Nicht nur die gut informierten Insider kamen zu dieser Veranstaltung. Sehr viele Leute blieben spontan stehen und äußerten ihr Wohlgefallen an dieser Musik. IC´s Titelauswahl ist immer wieder herzerfrischend spontan und scheinbar improvisiert, aber natürlich genial durchdacht. Er singt sich „Von mir zu dir“, „So nah (ans nächste) Meer“ (Inzwischen ist der Titel für mich fast ein Ohrwurm. Ein wirklich tolles, neues Lied.), fragt, „was er anfangen soll“, beklagt die „Hunde der Rebellen“. Auch „Kalt“ ist ihm und er will „nicht liegen“ gelassen werden, doch dann „ist er frei“. Sein „Herz“ schlägt nicht nur „eine Nacht“. Und mit dem „Mann im Mond“ gibt er schließlich auch noch einen seiner allseits bekannten Hits als Zugabe.

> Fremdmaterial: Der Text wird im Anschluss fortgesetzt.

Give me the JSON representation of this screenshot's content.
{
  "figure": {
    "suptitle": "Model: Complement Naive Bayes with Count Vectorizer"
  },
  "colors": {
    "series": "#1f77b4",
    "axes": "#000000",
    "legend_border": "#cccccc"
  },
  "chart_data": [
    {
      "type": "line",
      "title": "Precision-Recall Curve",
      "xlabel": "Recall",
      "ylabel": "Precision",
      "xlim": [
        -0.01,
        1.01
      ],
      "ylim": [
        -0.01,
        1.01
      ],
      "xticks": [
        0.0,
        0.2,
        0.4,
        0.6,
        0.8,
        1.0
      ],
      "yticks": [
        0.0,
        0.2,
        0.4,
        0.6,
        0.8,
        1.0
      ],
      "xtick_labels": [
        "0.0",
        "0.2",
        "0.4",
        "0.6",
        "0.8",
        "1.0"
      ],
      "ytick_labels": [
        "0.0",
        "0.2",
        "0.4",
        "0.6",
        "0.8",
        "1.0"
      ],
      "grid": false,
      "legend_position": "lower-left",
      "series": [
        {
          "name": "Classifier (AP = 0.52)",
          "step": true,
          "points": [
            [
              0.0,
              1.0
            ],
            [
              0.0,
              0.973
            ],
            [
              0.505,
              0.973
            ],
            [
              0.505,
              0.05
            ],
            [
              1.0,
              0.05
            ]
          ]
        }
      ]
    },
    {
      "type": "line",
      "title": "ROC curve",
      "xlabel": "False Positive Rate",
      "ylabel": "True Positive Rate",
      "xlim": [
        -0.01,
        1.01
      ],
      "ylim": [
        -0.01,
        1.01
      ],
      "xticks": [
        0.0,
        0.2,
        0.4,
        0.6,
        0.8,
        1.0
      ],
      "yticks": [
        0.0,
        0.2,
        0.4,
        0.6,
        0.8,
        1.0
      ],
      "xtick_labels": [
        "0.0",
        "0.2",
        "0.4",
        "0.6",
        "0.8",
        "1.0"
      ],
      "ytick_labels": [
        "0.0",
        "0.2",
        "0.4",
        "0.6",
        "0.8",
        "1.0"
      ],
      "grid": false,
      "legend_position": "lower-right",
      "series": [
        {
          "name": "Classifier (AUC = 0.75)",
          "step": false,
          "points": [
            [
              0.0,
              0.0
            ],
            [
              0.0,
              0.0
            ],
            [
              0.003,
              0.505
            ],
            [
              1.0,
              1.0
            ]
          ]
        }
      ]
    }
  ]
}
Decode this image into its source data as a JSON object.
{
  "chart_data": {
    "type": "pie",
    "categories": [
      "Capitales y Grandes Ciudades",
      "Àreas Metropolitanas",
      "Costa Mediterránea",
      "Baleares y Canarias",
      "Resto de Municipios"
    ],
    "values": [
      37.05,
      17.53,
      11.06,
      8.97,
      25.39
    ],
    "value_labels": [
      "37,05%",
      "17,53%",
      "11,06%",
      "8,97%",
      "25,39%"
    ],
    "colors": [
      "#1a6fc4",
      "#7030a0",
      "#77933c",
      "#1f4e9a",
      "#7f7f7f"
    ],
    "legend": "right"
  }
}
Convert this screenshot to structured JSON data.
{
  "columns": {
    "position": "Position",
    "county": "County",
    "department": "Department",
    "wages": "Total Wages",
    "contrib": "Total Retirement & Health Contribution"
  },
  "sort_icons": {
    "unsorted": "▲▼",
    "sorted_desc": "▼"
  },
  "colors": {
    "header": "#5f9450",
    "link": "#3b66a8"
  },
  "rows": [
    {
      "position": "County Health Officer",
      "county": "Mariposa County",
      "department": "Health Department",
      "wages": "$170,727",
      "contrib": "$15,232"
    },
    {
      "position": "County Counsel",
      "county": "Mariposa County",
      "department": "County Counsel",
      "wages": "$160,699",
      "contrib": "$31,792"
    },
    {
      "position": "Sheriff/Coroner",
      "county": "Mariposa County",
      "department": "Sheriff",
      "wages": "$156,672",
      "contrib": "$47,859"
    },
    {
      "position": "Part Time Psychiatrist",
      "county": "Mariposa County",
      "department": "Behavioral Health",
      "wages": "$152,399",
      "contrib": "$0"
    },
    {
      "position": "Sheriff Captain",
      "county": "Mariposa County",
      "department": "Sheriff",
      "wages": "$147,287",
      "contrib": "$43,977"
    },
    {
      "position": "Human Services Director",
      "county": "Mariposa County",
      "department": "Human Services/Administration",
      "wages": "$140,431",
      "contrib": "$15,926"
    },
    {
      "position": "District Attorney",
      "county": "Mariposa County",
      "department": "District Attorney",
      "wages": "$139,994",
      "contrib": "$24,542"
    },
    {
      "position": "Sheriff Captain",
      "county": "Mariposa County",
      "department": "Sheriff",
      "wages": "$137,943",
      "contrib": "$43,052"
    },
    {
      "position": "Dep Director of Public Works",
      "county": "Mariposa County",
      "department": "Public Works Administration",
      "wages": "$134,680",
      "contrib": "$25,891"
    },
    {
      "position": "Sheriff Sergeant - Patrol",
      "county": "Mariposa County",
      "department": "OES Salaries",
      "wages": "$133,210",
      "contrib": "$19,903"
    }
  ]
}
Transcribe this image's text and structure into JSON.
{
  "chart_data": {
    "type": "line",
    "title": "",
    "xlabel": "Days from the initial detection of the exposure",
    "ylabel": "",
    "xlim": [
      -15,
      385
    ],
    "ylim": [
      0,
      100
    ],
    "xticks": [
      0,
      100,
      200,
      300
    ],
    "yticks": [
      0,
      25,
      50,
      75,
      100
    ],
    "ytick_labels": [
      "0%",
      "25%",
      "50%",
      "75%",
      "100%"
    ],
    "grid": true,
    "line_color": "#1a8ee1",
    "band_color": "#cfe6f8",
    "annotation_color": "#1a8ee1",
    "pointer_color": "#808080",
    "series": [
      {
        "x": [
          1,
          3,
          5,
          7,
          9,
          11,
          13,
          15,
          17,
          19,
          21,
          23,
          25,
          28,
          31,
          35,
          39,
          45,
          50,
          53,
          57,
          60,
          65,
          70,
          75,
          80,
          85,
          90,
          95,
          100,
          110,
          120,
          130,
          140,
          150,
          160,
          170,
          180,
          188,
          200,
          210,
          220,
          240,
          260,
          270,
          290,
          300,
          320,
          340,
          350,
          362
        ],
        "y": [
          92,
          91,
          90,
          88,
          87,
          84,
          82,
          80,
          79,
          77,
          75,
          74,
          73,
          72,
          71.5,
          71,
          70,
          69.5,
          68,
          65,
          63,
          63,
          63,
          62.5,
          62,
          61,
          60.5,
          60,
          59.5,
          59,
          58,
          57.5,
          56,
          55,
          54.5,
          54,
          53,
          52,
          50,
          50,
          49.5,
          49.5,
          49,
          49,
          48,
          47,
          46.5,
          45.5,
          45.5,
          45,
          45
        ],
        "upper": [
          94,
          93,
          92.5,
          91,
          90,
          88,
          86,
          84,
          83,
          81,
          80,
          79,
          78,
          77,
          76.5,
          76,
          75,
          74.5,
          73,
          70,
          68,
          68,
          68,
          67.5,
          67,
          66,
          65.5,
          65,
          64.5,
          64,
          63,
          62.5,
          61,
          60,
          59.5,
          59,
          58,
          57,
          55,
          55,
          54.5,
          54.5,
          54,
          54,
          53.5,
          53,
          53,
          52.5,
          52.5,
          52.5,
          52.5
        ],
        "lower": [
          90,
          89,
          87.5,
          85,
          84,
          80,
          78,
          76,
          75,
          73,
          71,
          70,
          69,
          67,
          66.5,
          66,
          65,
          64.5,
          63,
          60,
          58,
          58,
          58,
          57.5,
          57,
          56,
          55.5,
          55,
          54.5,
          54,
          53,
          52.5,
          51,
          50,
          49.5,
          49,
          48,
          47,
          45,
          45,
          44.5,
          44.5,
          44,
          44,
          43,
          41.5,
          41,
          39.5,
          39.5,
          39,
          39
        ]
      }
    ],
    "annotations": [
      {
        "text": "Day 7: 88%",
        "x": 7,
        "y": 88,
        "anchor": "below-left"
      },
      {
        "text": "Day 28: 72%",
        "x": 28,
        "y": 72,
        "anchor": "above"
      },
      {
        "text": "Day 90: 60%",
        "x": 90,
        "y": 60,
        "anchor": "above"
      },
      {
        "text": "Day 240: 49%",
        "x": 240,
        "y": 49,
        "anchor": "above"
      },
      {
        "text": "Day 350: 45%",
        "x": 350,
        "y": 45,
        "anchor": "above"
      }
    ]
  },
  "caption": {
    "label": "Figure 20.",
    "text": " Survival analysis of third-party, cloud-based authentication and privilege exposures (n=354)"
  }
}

Der anschließende Umbau für „Die sieben Todsünden“ von Dirk Zöllner zog sich schließlich über eine Stunde hin und konnte auch mit Dirks improvisierter Gesangseinlage viele Zuschauer nicht am Gehen hindern. Schließlich passierte rundherum noch vieles mehr. Auch ich war inzwischen, es war nach 23 Uhr und empfindlich kalt geworden, fast steif gefroren und verließ den Platz des Geschehens in Richtung Stadtrand zum Parkplatz. Schade, denn Zöllner ist ein ebenfalls begnadeter Künstler, was uns der Konzertbesuch im Bergwerk in Sondershausen bereits bewiesen hat. Sicher hat er die verbleibenden Zuschauer begeistert, davon bin ich überzeugt. Und live ist eben immer wieder auch live mit Technikproblemen zu kämpfen.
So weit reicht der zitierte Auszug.